Plaza is best-known for her sardonic office assistant on "Parks and Recreation," yet while Darius is cut from similar dark-shaded cloth, Plaza also gets to do some very nice, very subtle and silent acting as Darius opens up a little. Duplass -- more physically funky and playful than he's ever been, shoulder-rolling and shooting to prepare for "when the heat's hot" -- flips gracefully from bizarre conspiracies to sincere intimacies, tech talk to crazy action, managing to be neither Doc Brown, Dr. Who or Travis Bickle while lightly evoking all three. And the supporting cast -- including brief but relevant turns from Jeff Garlin, Jenica Bergere and Kristen Bell -- are all superb. Soni plays every 'nerd awakening' card perfectly, while never slouching into ethnic caricature. Johnson is a mix of David Krumholtz and Bradley Cooper -- a likable douche, a braggart nerd -- who has many of the film's best laughs and moments, including a breakdown on a go-kart while driving, smoking, crying and drinking whiskey from the bottle that's simultaneously drop-dead funny and wish-you-could-die sad.
You are, of course, wondering if Kenneth is a nutjob or a visionary, if his time-travel plans are madness or genius. (At one point, when it's suggested that Kenneth is crazy, Darius asks: "Was there 'something wrong' with Einstein? Or David Bowie?") First, anyone who tries to spoil "Safety Not Guaranteed" for you out of either excitement or disdain should be ashamed of themselves.

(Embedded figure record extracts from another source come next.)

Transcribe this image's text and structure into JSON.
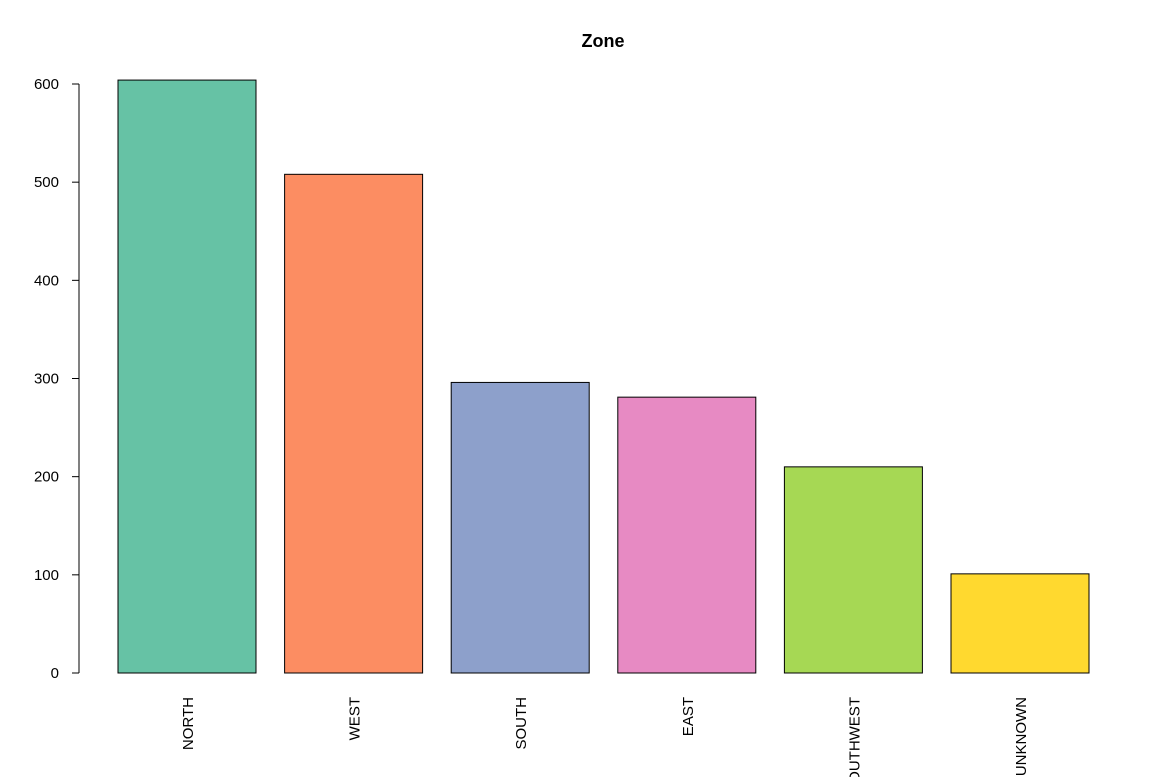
{
  "chart_data": {
    "type": "bar",
    "title": "Zone",
    "xlabel": "",
    "ylabel": "",
    "categories": [
      "NORTH",
      "WEST",
      "SOUTH",
      "EAST",
      "SOUTHWEST",
      "UNKNOWN"
    ],
    "values": [
      604,
      508,
      296,
      281,
      210,
      101
    ],
    "colors": [
      "#66c2a5",
      "#fc8d62",
      "#8da0cb",
      "#e78ac3",
      "#a6d854",
      "#ffd92f"
    ],
    "ylim": [
      0,
      600
    ],
    "yticks": [
      0,
      100,
      200,
      300,
      400,
      500,
      600
    ],
    "grid": false,
    "legend": "none",
    "x_tick_label_rotation": "vertical"
  }
}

Second, what we learn -- and what Darius learns -- is that's not the point: Time travel may seem like madness, but then so does love; so does life; so does going on in the face of tragedy and long odds. With snappy jokes and deeply-felt principles, winning performances and a hand-shaped script and direction that combines post-modern ideas with an old-fashioned sense of the human spirit, "Safety Not Guaranteed" is a Sundance crowd pleaser that will also work at the lower altitudes where moviegoers are looking for something completely unexpected that still speaks to the things we all sorta know but nonetheless sometimes need to hear. Sundance applause fades, but movies with a voice as strong, strange, smart and yes, sincere as "Safety Not Guaranteed" deserve to be heard long after the festival's end.
("Safety Not Guaranteed" is currently premiering at the Sundance Film Festival.)